Les gentilshommes verriers n'étaient pas au terme de leurs tribulations, les traitants n'avaient pas définitivement renoncé à contrarier leurs privilèges et à leur susciter des tracasseries. Le mémoire de Me Oudet, avocat, déjà cité plusieurs fois, nous renseigne avec détails sur les nouveaux démêlés que la famille de Bigault et les autres verriers de l'Argonne eurent avec les adjudicataires des fermes générales. Ces derniers cherchant toujours à diminuer l'effet des privilèges et se fondant sur un mot nouveau introduit dans leur bail, profitèrent, en 1756, de ce que la France était sur le point de faire la guerre, pour exiger des verriers des droits d'entrée sur les marchandises de leur fabrication et ce, sans avoir égard ni aux Lettres-patentes de Louis XV du 15 octobre 1725, ni à un arrêt du 30 août 1746 faisant défense aux fermiers des fermes « d'exiger ni percevoir aucun droit d'entrée ni tous autres droits généralement quelconques sur toutes les marchandises des verreries. »

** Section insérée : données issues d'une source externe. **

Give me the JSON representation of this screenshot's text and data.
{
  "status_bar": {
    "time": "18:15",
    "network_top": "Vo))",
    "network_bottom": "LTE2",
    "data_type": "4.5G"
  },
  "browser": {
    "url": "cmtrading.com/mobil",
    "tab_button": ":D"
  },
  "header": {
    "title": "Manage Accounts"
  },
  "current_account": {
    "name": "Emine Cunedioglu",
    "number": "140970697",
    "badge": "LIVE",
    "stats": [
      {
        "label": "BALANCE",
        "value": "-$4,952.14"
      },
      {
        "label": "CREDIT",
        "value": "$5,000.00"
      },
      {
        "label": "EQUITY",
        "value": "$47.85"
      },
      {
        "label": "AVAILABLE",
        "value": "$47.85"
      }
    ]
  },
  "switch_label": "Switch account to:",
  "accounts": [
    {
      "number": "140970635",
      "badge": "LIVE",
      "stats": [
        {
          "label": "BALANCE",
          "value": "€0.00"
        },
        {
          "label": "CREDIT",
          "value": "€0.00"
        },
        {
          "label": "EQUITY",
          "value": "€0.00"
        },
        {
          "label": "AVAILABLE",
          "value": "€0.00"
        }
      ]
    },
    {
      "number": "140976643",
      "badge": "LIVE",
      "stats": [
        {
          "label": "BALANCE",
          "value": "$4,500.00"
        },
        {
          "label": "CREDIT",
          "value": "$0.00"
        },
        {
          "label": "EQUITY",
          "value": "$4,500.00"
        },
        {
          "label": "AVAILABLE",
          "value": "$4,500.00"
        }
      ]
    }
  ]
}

Par ce dernier arrêt rendu entre les gentilshommes verriers du Clermontois, le procureur général fiscal et les habitants de Vienne-le-Chàteau, Trois-Fontaines, des Senades, des Islettes, de la Chalade et du Neufour, la cour avait maintenu et gardé les sieurs de Bigault dans leurs qualités de nobles et d'écuyers, ordonné qu'eux, leurs enfants et postérité, nés et à naitre en légitime mariage, jouiraient de tous les privilèges, exemptions et immunités dont jouissaient les autres nobles du royaume, tant qu'ils vivraient noblement et ne feraient acte dérogeant à la noblesse.

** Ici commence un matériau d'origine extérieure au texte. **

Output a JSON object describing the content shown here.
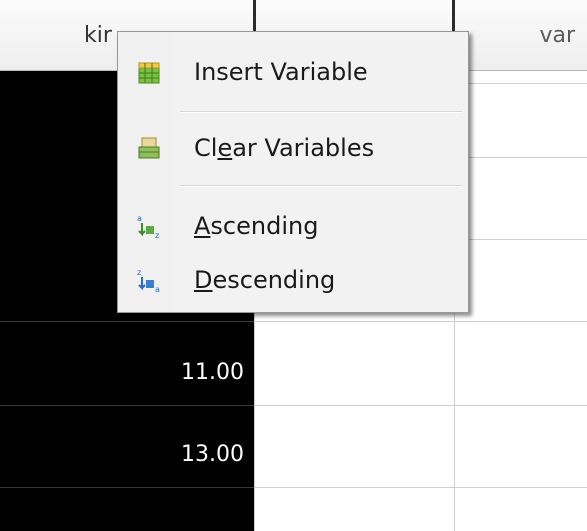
{
  "grid": {
    "columns": [
      {
        "header": "kir"
      },
      {
        "header": ""
      },
      {
        "header": "var"
      }
    ],
    "visible_values": [
      "11.00",
      "13.00"
    ]
  },
  "context_menu": {
    "items": [
      {
        "label": "Insert Variable",
        "icon": "insert-variable-icon",
        "mnemonic": ""
      },
      {
        "label": "Clear Variables",
        "icon": "clear-variables-icon",
        "mnemonic": "e"
      },
      {
        "label": "Ascending",
        "icon": "sort-ascending-icon",
        "mnemonic": "A"
      },
      {
        "label": "Descending",
        "icon": "sort-descending-icon",
        "mnemonic": "D"
      }
    ]
  },
  "colors": {
    "selected_column": "#000000",
    "menu_background": "#f2f2f2",
    "grid_line": "#cfcfcf"
  }
}
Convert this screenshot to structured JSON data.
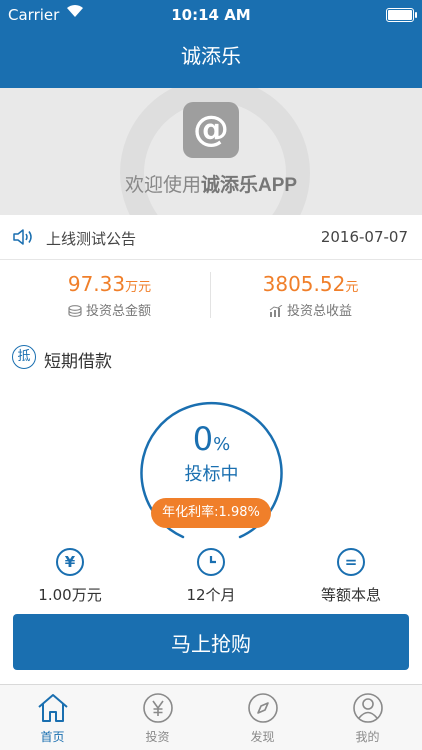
{
  "status_bar": {
    "carrier": "Carrier",
    "time": "10:14 AM"
  },
  "header": {
    "title": "诚添乐"
  },
  "banner": {
    "welcome_prefix": "欢迎使用",
    "welcome_brand": "诚添乐APP"
  },
  "notice": {
    "title": "上线测试公告",
    "date": "2016-07-07"
  },
  "stats": {
    "total_invest": {
      "amount": "97.33",
      "unit": "万元",
      "label": "投资总金额"
    },
    "total_income": {
      "amount": "3805.52",
      "unit": "元",
      "label": "投资总收益"
    }
  },
  "product": {
    "badge": "抵",
    "name": "短期借款",
    "progress_value": "0",
    "progress_unit": "%",
    "progress_fraction": 0,
    "status": "投标中",
    "rate_label": "年化利率:1.98%",
    "features": [
      {
        "icon": "yen-icon",
        "glyph": "¥",
        "text": "1.00万元"
      },
      {
        "icon": "clock-icon",
        "glyph": "",
        "text": "12个月"
      },
      {
        "icon": "equal-icon",
        "glyph": "=",
        "text": "等额本息"
      }
    ],
    "buy_label": "马上抢购"
  },
  "tabs": [
    {
      "label": "首页",
      "icon": "home-icon",
      "active": true
    },
    {
      "label": "投资",
      "icon": "yen-circle-icon",
      "active": false
    },
    {
      "label": "发现",
      "icon": "compass-icon",
      "active": false
    },
    {
      "label": "我的",
      "icon": "user-icon",
      "active": false
    }
  ],
  "colors": {
    "primary": "#1a6fb0",
    "accent": "#f07f2a"
  }
}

C'est à l'occasion de ce procès que fut publié le remarquable mémoire de Me Oudet. Ce mémoire, signalé par d'Hozier, dans ses notes généalogiques sur la famille de Bigault, ne se borne pas à discuter les intérêts engagés dans le procès. Il rappelle les commencements de l'industrie du verre en Argonne, il énumère tous les actes des princes de Bar et des rois de France concédant des privilèges aux verriers et il constate les services rendus par eux.

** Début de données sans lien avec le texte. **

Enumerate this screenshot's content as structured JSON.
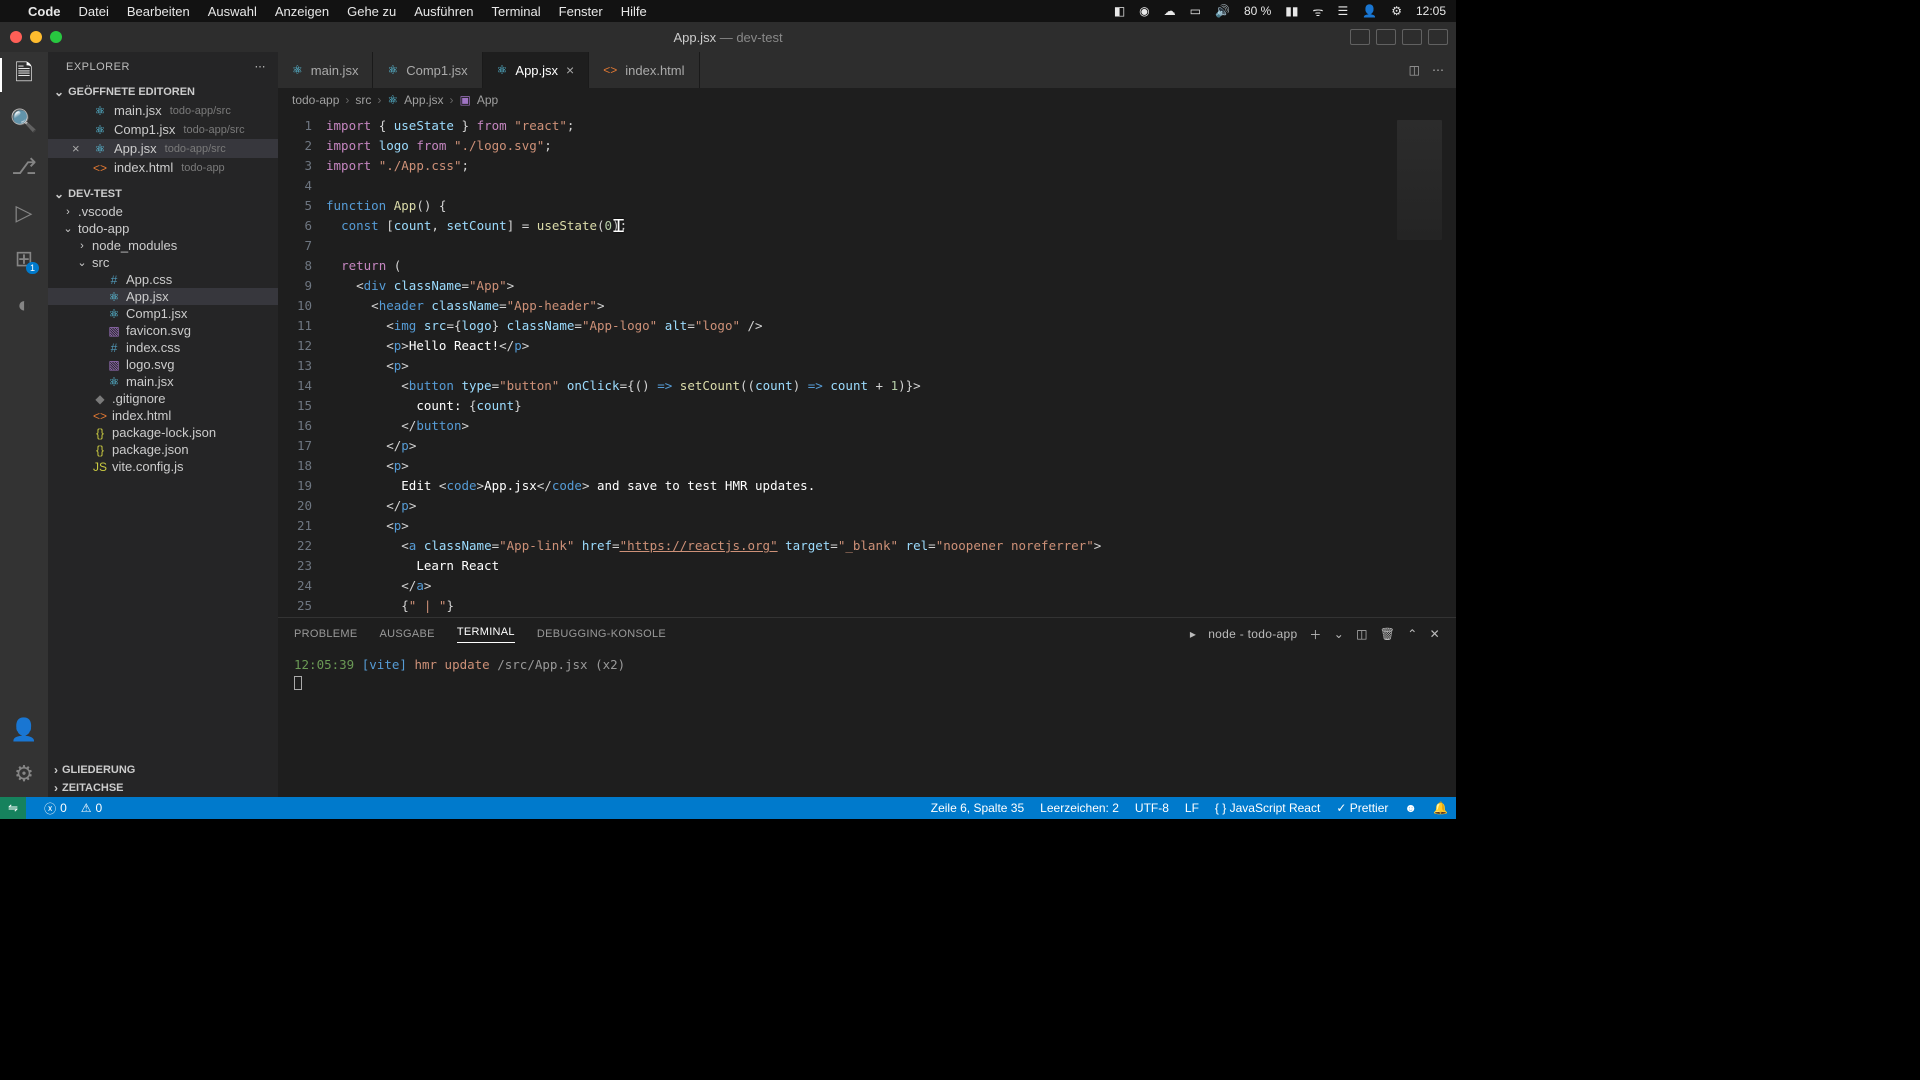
{
  "mac_menu": {
    "apple": "",
    "app": "Code",
    "items": [
      "Datei",
      "Bearbeiten",
      "Auswahl",
      "Anzeigen",
      "Gehe zu",
      "Ausführen",
      "Terminal",
      "Fenster",
      "Hilfe"
    ],
    "right": {
      "battery": "80 %",
      "wifi": "",
      "date": "",
      "clock": "12:05"
    }
  },
  "window": {
    "title_main": "App.jsx",
    "title_sep": " — ",
    "title_sub": "dev-test"
  },
  "explorer": {
    "title": "EXPLORER",
    "open_editors_label": "GEÖFFNETE EDITOREN",
    "open_editors": [
      {
        "name": "main.jsx",
        "path": "todo-app/src",
        "icon": "react",
        "close": ""
      },
      {
        "name": "Comp1.jsx",
        "path": "todo-app/src",
        "icon": "react",
        "close": ""
      },
      {
        "name": "App.jsx",
        "path": "todo-app/src",
        "icon": "react",
        "close": "×",
        "selected": true
      },
      {
        "name": "index.html",
        "path": "todo-app",
        "icon": "html",
        "close": ""
      }
    ],
    "workspace_label": "DEV-TEST",
    "tree": [
      {
        "type": "folder",
        "name": ".vscode",
        "indent": 1,
        "open": false
      },
      {
        "type": "folder",
        "name": "todo-app",
        "indent": 1,
        "open": true
      },
      {
        "type": "folder",
        "name": "node_modules",
        "indent": 2,
        "open": false
      },
      {
        "type": "folder",
        "name": "src",
        "indent": 2,
        "open": true
      },
      {
        "type": "file",
        "name": "App.css",
        "indent": 3,
        "icon": "css"
      },
      {
        "type": "file",
        "name": "App.jsx",
        "indent": 3,
        "icon": "react",
        "selected": true
      },
      {
        "type": "file",
        "name": "Comp1.jsx",
        "indent": 3,
        "icon": "react"
      },
      {
        "type": "file",
        "name": "favicon.svg",
        "indent": 3,
        "icon": "svg"
      },
      {
        "type": "file",
        "name": "index.css",
        "indent": 3,
        "icon": "css"
      },
      {
        "type": "file",
        "name": "logo.svg",
        "indent": 3,
        "icon": "svg"
      },
      {
        "type": "file",
        "name": "main.jsx",
        "indent": 3,
        "icon": "react"
      },
      {
        "type": "file",
        "name": ".gitignore",
        "indent": 2,
        "icon": "git"
      },
      {
        "type": "file",
        "name": "index.html",
        "indent": 2,
        "icon": "html"
      },
      {
        "type": "file",
        "name": "package-lock.json",
        "indent": 2,
        "icon": "json"
      },
      {
        "type": "file",
        "name": "package.json",
        "indent": 2,
        "icon": "json"
      },
      {
        "type": "file",
        "name": "vite.config.js",
        "indent": 2,
        "icon": "js"
      }
    ],
    "outline_label": "GLIEDERUNG",
    "timeline_label": "ZEITACHSE"
  },
  "tabs": [
    {
      "name": "main.jsx",
      "icon": "react"
    },
    {
      "name": "Comp1.jsx",
      "icon": "react"
    },
    {
      "name": "App.jsx",
      "icon": "react",
      "active": true,
      "close": "×"
    },
    {
      "name": "index.html",
      "icon": "html"
    }
  ],
  "breadcrumb": [
    "todo-app",
    "src",
    "App.jsx",
    "App"
  ],
  "code": {
    "lines": [
      1,
      2,
      3,
      4,
      5,
      6,
      7,
      8,
      9,
      10,
      11,
      12,
      13,
      14,
      15,
      16,
      17,
      18,
      19,
      20,
      21,
      22,
      23,
      24,
      25
    ],
    "content": {
      "useState": "useState",
      "from": "from",
      "react": "\"react\"",
      "logo": "logo",
      "logosrc": "\"./logo.svg\"",
      "appcss": "\"./App.css\"",
      "function": "function",
      "App": "App",
      "const": "const",
      "count": "count",
      "setCount": "setCount",
      "zero": "0",
      "return": "return",
      "div": "div",
      "className": "className",
      "Appstr": "\"App\"",
      "header": "header",
      "Appheader": "\"App-header\"",
      "img": "img",
      "src": "src",
      "Applogo": "\"App-logo\"",
      "alt": "alt",
      "logostr": "\"logo\"",
      "p": "p",
      "hello": "Hello React!",
      "button": "button",
      "type": "type",
      "buttonstr": "\"button\"",
      "onClick": "onClick",
      "countlabel": "count: ",
      "edit": "Edit ",
      "code": "code",
      "appjsx": "App.jsx",
      "save": " and save to test HMR updates.",
      "a": "a",
      "Applink": "\"App-link\"",
      "href": "href",
      "reacturl": "\"https://reactjs.org\"",
      "target": "target",
      "blank": "\"_blank\"",
      "rel": "rel",
      "noop": "\"noopener noreferrer\"",
      "learn": "Learn React",
      "pipe": "\" | \"",
      "one": "1"
    }
  },
  "panel": {
    "tabs": [
      "PROBLEME",
      "AUSGABE",
      "TERMINAL",
      "DEBUGGING-KONSOLE"
    ],
    "active": "TERMINAL",
    "term_label": "node - todo-app",
    "terminal": {
      "time": "12:05:39",
      "vite": "[vite]",
      "hmr": "hmr update",
      "path": "/src/App.jsx",
      "count": "(x2)"
    }
  },
  "status": {
    "remote": "⇋",
    "errors": "0",
    "warnings": "0",
    "cursor": "Zeile 6, Spalte 35",
    "spaces": "Leerzeichen: 2",
    "encoding": "UTF-8",
    "eol": "LF",
    "lang": "JavaScript React",
    "prettier": "Prettier",
    "check": "✓"
  },
  "activity_badge": "1"
}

« Malgré le malheur des temps, dit ce mémoire, on compte aujourd'hui dans la maison du roi et dans l'armée plus de trente officiers qui sont de la famille de ces gentilshommes. Cette province, ajoute-t-il, ne se soutient que par les travaux des verriers, et ces gentilshommes ne s'y sont attachés que par les privilèges et exemptions qui les ont engagés à abandonner des provinces et même leur patrie. »

Déjà, suivant ce mémoire, les propriétaires des verreries de la Harazée, de la Chalade et de Belle-Fontaiue étaient ruinés sans ressources : « l'exaction des fermiers en était la seule cause. »

Alors Me Oudet trace ce tableau sans doute un peu assombri pour le besoin de sa cause, de l'avenir que préparaient au pays les prétentions des fermiers. Plus de cent familles de gentilshommes ne se soutiennent que par leurs verreries, qui font vivre plus de trois mille ouvriers.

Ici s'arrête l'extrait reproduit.